DESCRIPTION (provided by applicant): Apolipoprotein B mRNA editing enzyme, catalytic polypeptide-1 like 3G (APOBEC3G, A3G) corresponds to a host-derived cytidine deaminase that displays potent anti-retroviral activity. When incorporated into budding HIV virions, the A3G enzyme massively mutates nascent HIV DNA produced during reverse transcription in the next target cell thereby halting HIV growth. HIV counters these effects of A3G through its Vif gene product, which promotes accelerated proteasome-mediated degradation and partially impaired de novo synthesis of A3G. The intracellular depletion of A3G makes the antiviral enzyme unavailable for incorporation into progeny virions. Our recent studies have unveiled a second antiviral action of A3G operating in resting CD4 T-cells. In these T-lymphocytes, cellular A3G functions as a highly active post-entry restriction factor blocking the growth of both wild type and deltaVif forms of HIV. Whether this "Vif-resistant" anti-HIV defense mediated by A3G involves cytidine deamination or a different mechanism is currently unknown.

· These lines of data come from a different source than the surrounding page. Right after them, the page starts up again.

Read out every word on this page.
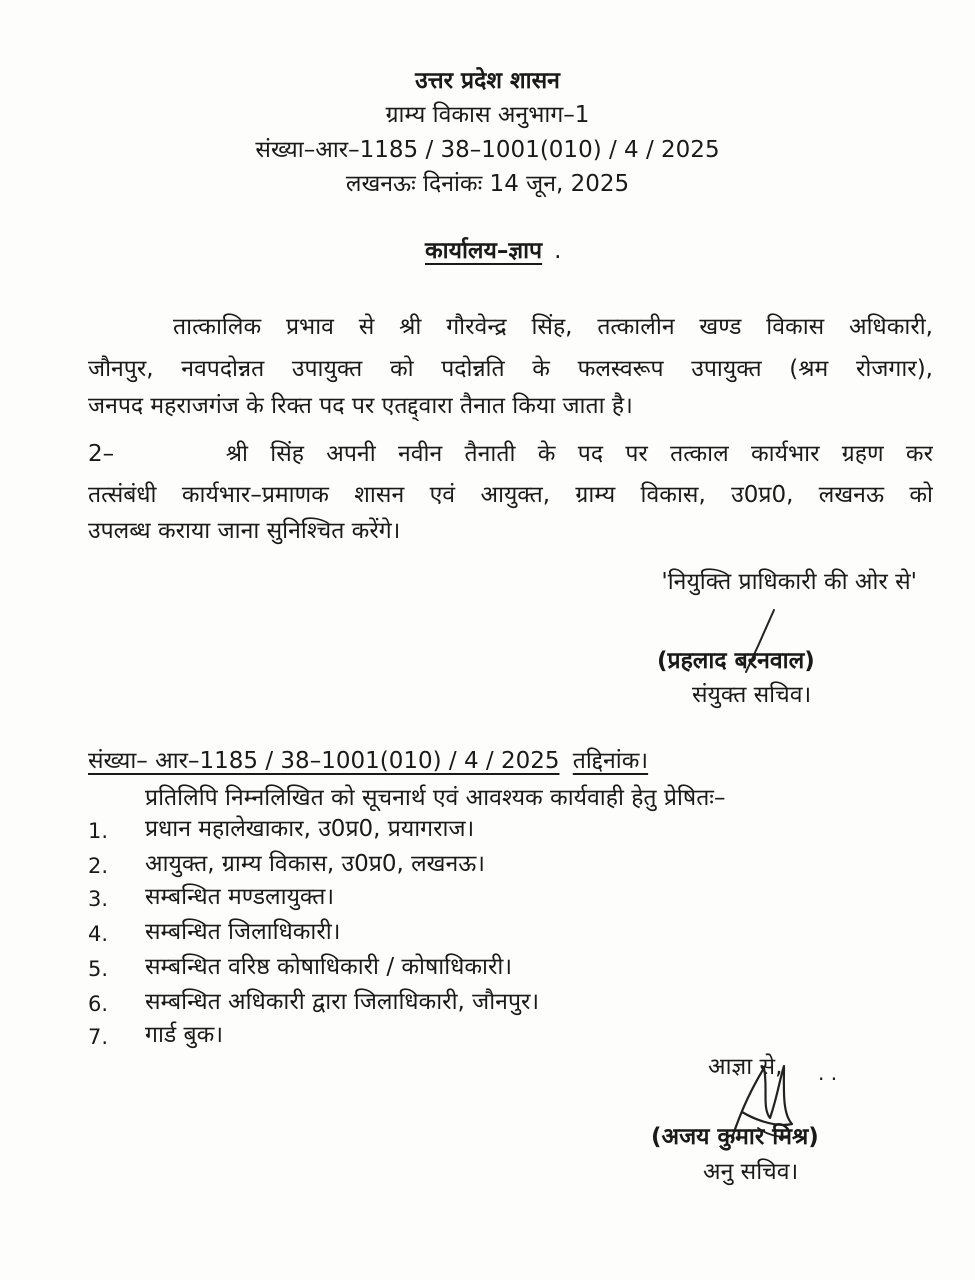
उत्तर प्रदेश शासन
ग्राम्य विकास अनुभाग–1
संख्या–आर–1185 / 38–1001(010) / 4 / 2025
लखनऊः दिनांकः 14 जून, 2025
कार्यालय–ज्ञाप .
तात्कालिक प्रभाव से श्री गौरवेन्द्र सिंह, तत्कालीन खण्ड विकास अधिकारी,
जौनपुर, नवपदोन्नत उपायुक्त को पदोन्नति के फलस्वरूप उपायुक्त (श्रम रोजगार),
जनपद महराजगंज के रिक्त पद पर एतद्द्वारा तैनात किया जाता है।
2–     श्री सिंह अपनी नवीन तैनाती के पद पर तत्काल कार्यभार ग्रहण कर
तत्संबंधी कार्यभार–प्रमाणक शासन एवं आयुक्त, ग्राम्य विकास, उ0प्र0, लखनऊ को
उपलब्ध कराया जाना सुनिश्चित करेंगे।
'नियुक्ति प्राधिकारी की ओर से'
(प्रहलाद बरनवाल)
संयुक्त सचिव।
संख्या– आर–1185 / 38–1001(010) / 4 / 2025 तद्दिनांक।
प्रतिलिपि निम्नलिखित को सूचनार्थ एवं आवश्यक कार्यवाही हेतु प्रेषितः–
1. प्रधान महालेखाकार, उ0प्र0, प्रयागराज।
2. आयुक्त, ग्राम्य विकास, उ0प्र0, लखनऊ।
3. सम्बन्धित मण्डलायुक्त।
4. सम्बन्धित जिलाधिकारी।
5. सम्बन्धित वरिष्ठ कोषाधिकारी / कोषाधिकारी।
6. सम्बन्धित अधिकारी द्वारा जिलाधिकारी, जौनपुर।
7. गार्ड बुक।
आज्ञा से, . .
(अजय कुमार मिश्र)
अनु सचिव।
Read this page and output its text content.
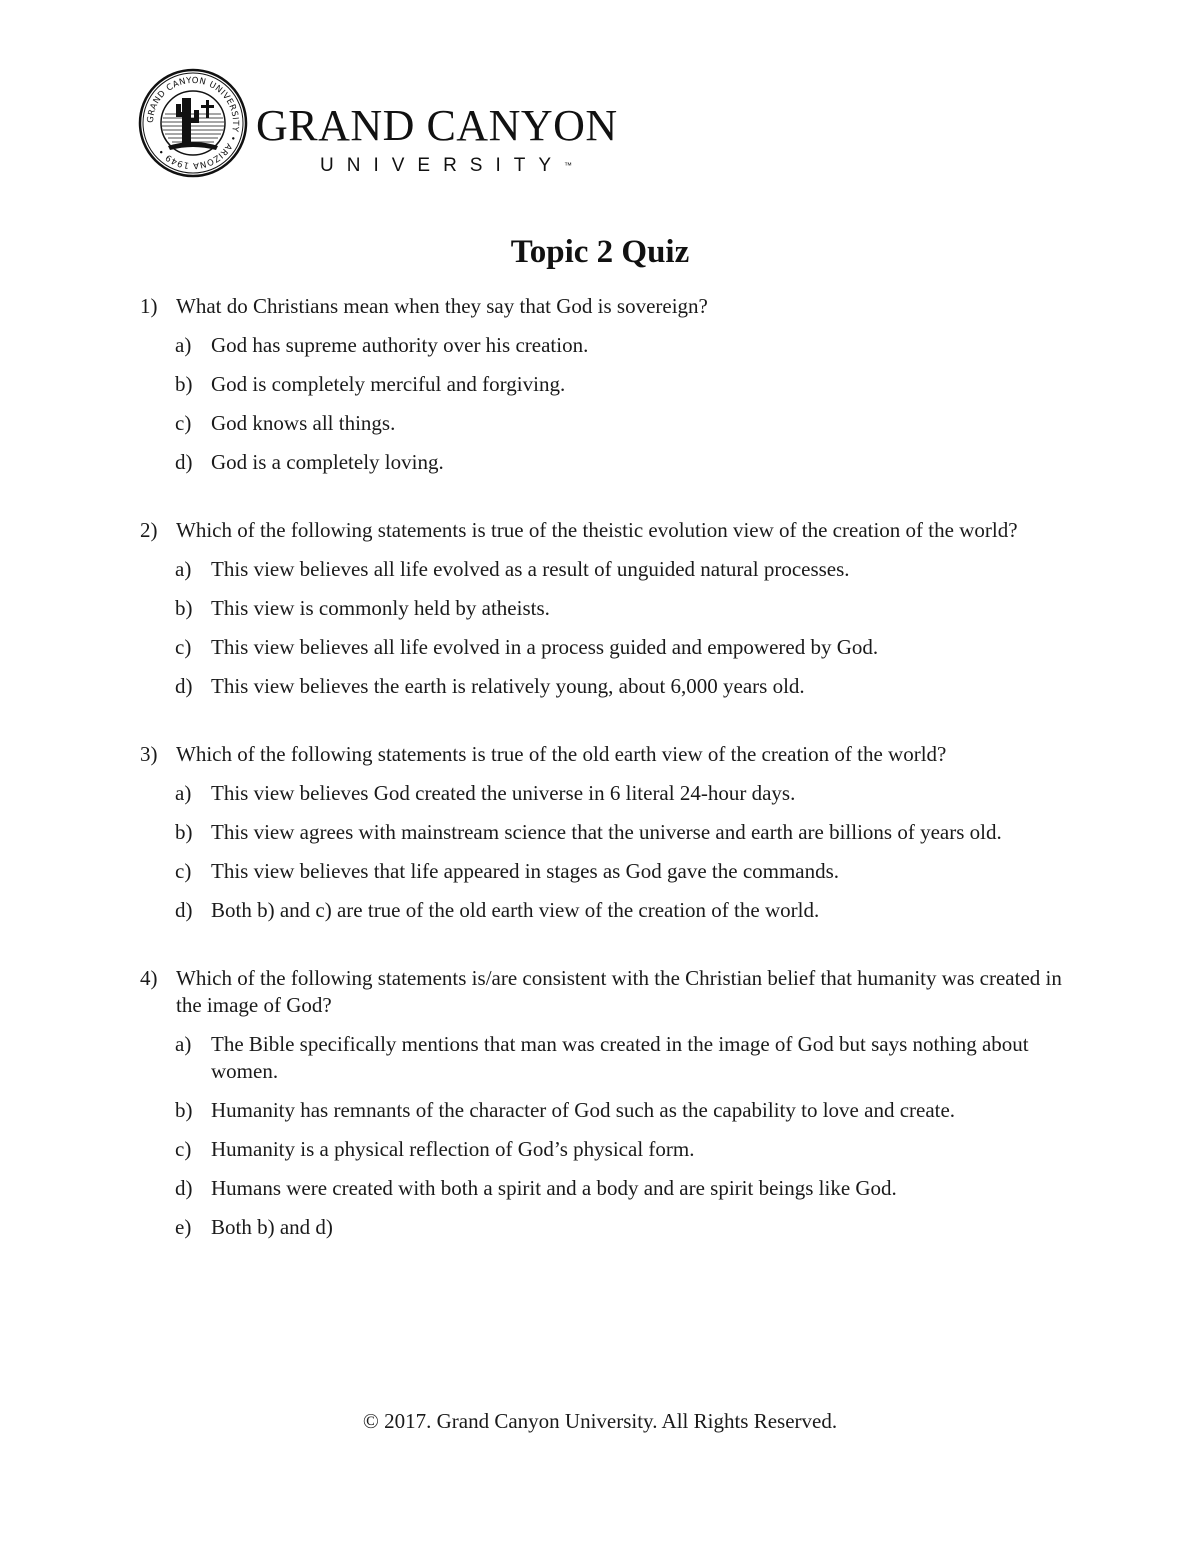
GRAND CANYON UNIVERSITY • ARIZONA 1949 •
GRAND CANYON
UNIVERSITY™
Topic 2 Quiz
1) What do Christians mean when they say that God is sovereign?
a) God has supreme authority over his creation.
b) God is completely merciful and forgiving.
c) God knows all things.
d) God is a completely loving.
2) Which of the following statements is true of the theistic evolution view of the creation of the world?
a) This view believes all life evolved as a result of unguided natural processes.
b) This view is commonly held by atheists.
c) This view believes all life evolved in a process guided and empowered by God.
d) This view believes the earth is relatively young, about 6,000 years old.
3) Which of the following statements is true of the old earth view of the creation of the world?
a) This view believes God created the universe in 6 literal 24-hour days.
b) This view agrees with mainstream science that the universe and earth are billions of years old.
c) This view believes that life appeared in stages as God gave the commands.
d) Both b) and c) are true of the old earth view of the creation of the world.
4) Which of the following statements is/are consistent with the Christian belief that humanity was created in the image of God?
a) The Bible specifically mentions that man was created in the image of God but says nothing about women.
b) Humanity has remnants of the character of God such as the capability to love and create.
c) Humanity is a physical reflection of God’s physical form.
d) Humans were created with both a spirit and a body and are spirit beings like God.
e) Both b) and d)
© 2017. Grand Canyon University. All Rights Reserved.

Further, the mechanism by which this post-entry restricting function of A3G is forfeited when T-cells are activated remains incompletely understood. Similarly, little is known about how host cells safeguard their own DNA from the mutagenic effects of A3G. Finally, it remains unknown whether A3G exerts other key functions beyond these antiviral effects. In Specific Aim 1, experiments will be performed to decipher how A3G and the closely related A3F and A3B antiviral enzymes are regulated in cells. In Specific Aim 2, the mechanism of A3G action as a post-entry restriction factor in resting CD4 T-cells, the range of viruses affected by this restriction, and potential similar functions of A3F will be delineated. Finally, in Specific Aim 3, studies will be conducted to assess whether A3G mediates important non-antiviral functions in mammalian cells. These experiments will involve the preparation and analysis of mice lacking the functional analogue of the A3G gene. Together, this program of proposed experimentation promises to enrich our understanding of the biology of A3G as well as the related A3F and A3B enzymes. With such understanding, new therapeutic strategies for inhibiting HIV growth could emerge.

描述（由申请人提供）：载脂蛋白B mRNA编辑酶，催化多肽-1（如3G）（Apobec3g，A3G）对应于宿主衍生的胞苷脱氨酸酶，表现出有效的抗逆转录病毒活性。当掺入萌芽的HIV病毒体中时，A3G酶在下一个靶细胞中逆转录过程中产生的新生HIV DNA大体突变，从而停止HIV生长。 HIV通过其VIF基因产物来抵消A3G的这些影响，从而促进了蛋白酶体介导的降解，并部分受损的A3G合成。 A3G的细胞内耗竭使抗病毒酶无法掺入后代病毒体中。我们最近的研究揭示了在静止的CD4 T细胞中运行A3G的第二种抗病毒作用。在这些T淋巴细胞中，细胞A3G充当了高度活跃的进入后限制因子，阻断了HIV的野生型和Deltavif形式的生长。目前尚不清楚这种“耐VIF”抗HIV防御涉及胞苷脱氨酸或其他机制。此外，当T细胞被激活时，该限制后A3G的限制功能的机制仍未完全理解。同样，关于宿主细胞如何保护自己的DNA免受A3G的诱变作用，知之甚少。最后，尚不清楚A3G是否在这些抗病毒作用之外发挥了其他关键功能。在特定的目标1中，将进行实验，以破译A3G和密切相关的A3F和A3B抗病毒酶如何在细胞中调节。在特定的目标2中，A3G作用作为静止CD4 T细胞的进入后限制因素的机制，受该限制影响的病毒范围以及A3F的潜在类似功能将被描述。最后，在特定目标3中，将进行研究以评估A3G是否介导哺乳动物细胞中重要的非抗病毒功能。这些实验将涉及缺乏A3G基因功能类似物的小鼠的制备和分析。共同，该提出的实验计划有望丰富我们对A3G以及相关A3F和A3B酶的生物学的理解。有了这样的理解，可能会出现抑制艾滋病毒增长的新治疗策略。